Authors: Holly Brazell, Alanda Posey, Victoria Salvat, Jamie Whitlock, Logan Wright
According to a 2019 Pew Research Poll, anxiety and depression are on the rise. Whether teens are personally struggling with these conditions themselves or know other students who do, mental health is a significant issue they face daily. Most students are faced with individual graduation plans and long term goals in the eighth grade. Students are more aware of the competitive admissions process along with the cost and want to provide options for themselves. When it comes to these pressures, academics tops the list with 61% of teens saying they feel the pressure to get good grades (Pew Research Center, 2019). As educators, we see our students every day in the environment that is causing much of the stress.
When considering the why behind monitoring and supporting emotional and mental health in schools, we must turn to the students. Jamie Whitlock, a SCASCD Emerging Leader and instructional coach, recalls an experience she had with a group of young ladies in her building:
"Recently, I was with a small group of seventh and eighth grade girls and I asked them why they feel so much pressure when it comes to school. I imagined I would hear them say that they felt they had to get all A’s for their parents or that their parents expected good grades and they did not want to disappoint them. Ironically, the six girls sitting with me told me that they felt the most pressure from their friends. As soon as a test was given back, they would ask one other what their grades were, and they were embarrassed or ashamed if they had the lowest grade. I feel as a teacher that this is a perfect opportunity to teach social awareness and relationship skills. Learning to be gentle and kind can have more impact on student success than the grade they were given on a test. “By teaching them [students] grit, resiliency, and self-care, you’re teaching a toolbox for any stress they may face,” emphasized Barbara Truluck, a middle school counselor who was recently named Georgia’s 2019 Counselor of the Year. Using mindfulness activities and building resiliency in students will give them skills to be better problem solvers and collaborators."
Teachers tend to expect their students to leave the drama and stresses of their lives outside of the classroom at the door and to focus on the task at hand not realizing how big of an ask that can be. Our students and teachers are struggling with mental and emotional health now more than ever. From feeling safe in the building to feeling overwhelmed with expectation, we can not expect students and teachers to overcome those obstacles themselves. So now we ask ourselves, how can we help? How can we help our students and teachers leave the drama at the door and not feel the weight of the world around them in the classroom?
Social and Emotional Learning
Integrating social and emotional learning (SEL) into the classroom setting is key. We have to look beyond just teaching content and remember that we are often the adults our students interact with most during the day. SEL focuses on students interactions with one other, responses to challenging situations, creating and maintaining positive relationships, decision making, and preconceived notions they come into the classroom with. Ultimately, integrating SEL means developing resilience and empathy. These are two key components to mental health and emotional well being.

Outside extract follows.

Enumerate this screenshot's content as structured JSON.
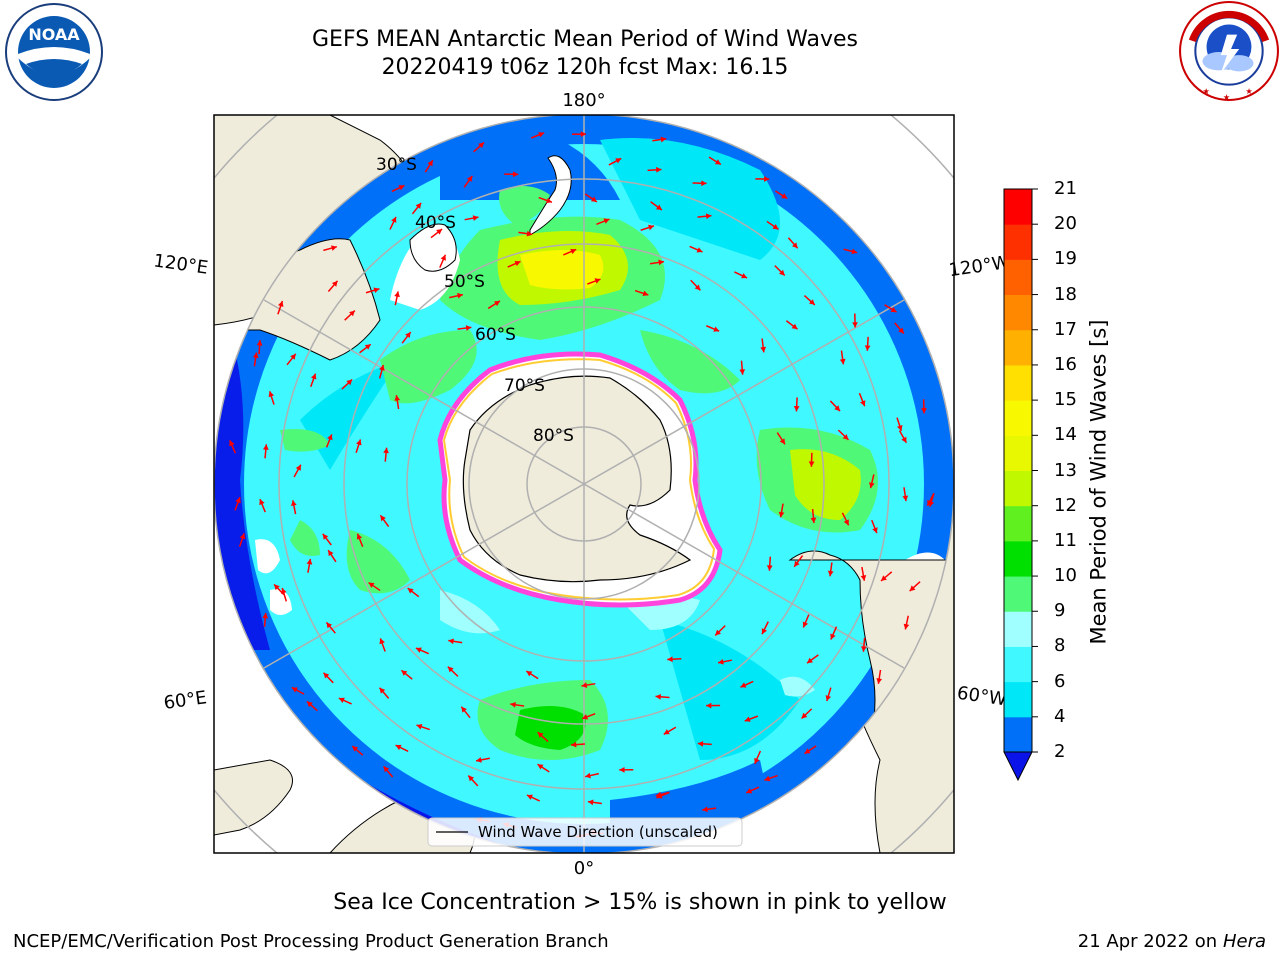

SEL focuses on five main competencies: self-awareness, self-management, social awareness, relationship skills, and responsible decision-making. A major mistake that is made with integrating SEL into a school culture is treating each competency as a separate lesson, as a once a month focus. This type of learning is continuous and should be fully integrated into the everyday experiences of students.
Monitoring for mental health issues requires us as educators to know when a change has occurred. We have to devote time to talking with our students about their day, and learning what their life is like. We must be prepared to check in daily to recognize a shift or pattern. A great way to incorporate this daily check is to greet each student at the door. Allow the student to pick a greeting and engage in a personal moment with that student. Simply being greeted by name while shaking the teacher’s hand or being given a “high five” can cause a positive mood shift. To be aware, we as teachers have to be present and engaged with our students every day.
Sometimes we get overwhelmed and bogged down in our endless to do lists. Taking time to meditate can be a huge game changer when we are feeling groggy and foggy. Sites like calm.com facilitate short meditation moments that can be used personally or in the classroom. Imagine meditating with your students before a big test. Getting in the right mindset and releasing the tension of the day can help relieve stress and refocus the mind.
Mental Health Services
Mental Health Services in schools may often be overlooked by teachers and parents. Often the lack of knowledge about the services are the roadblock to students getting the help that they need. Each school district in South Carolina has resources and partnerships available which provide needed programs and services . For teachers, there are resources such as the Employee Assistance Program that offer counselling or referral services for a range of issues.
As school leaders, we must know and realize that there is no time like the present to monitor and support the emotional and mental needs of all of our students. Creating awareness and giving students tools to cope with the stressors in their lives not only make them better students but also contributes to long term success. Likewise, teachers need to be aware of their own mental state and find the resources or support needed to prevent burnout or mental exhaustion. Teachers have countless responsibilities, duties, roles, and expectations placed on them everyday. Taking care of our students and ourselves must be paramount. As a community, we must be supportive of the emotional growth and needs of our students and continue to support monitoring mental health as well as social and emotional learning in our schools.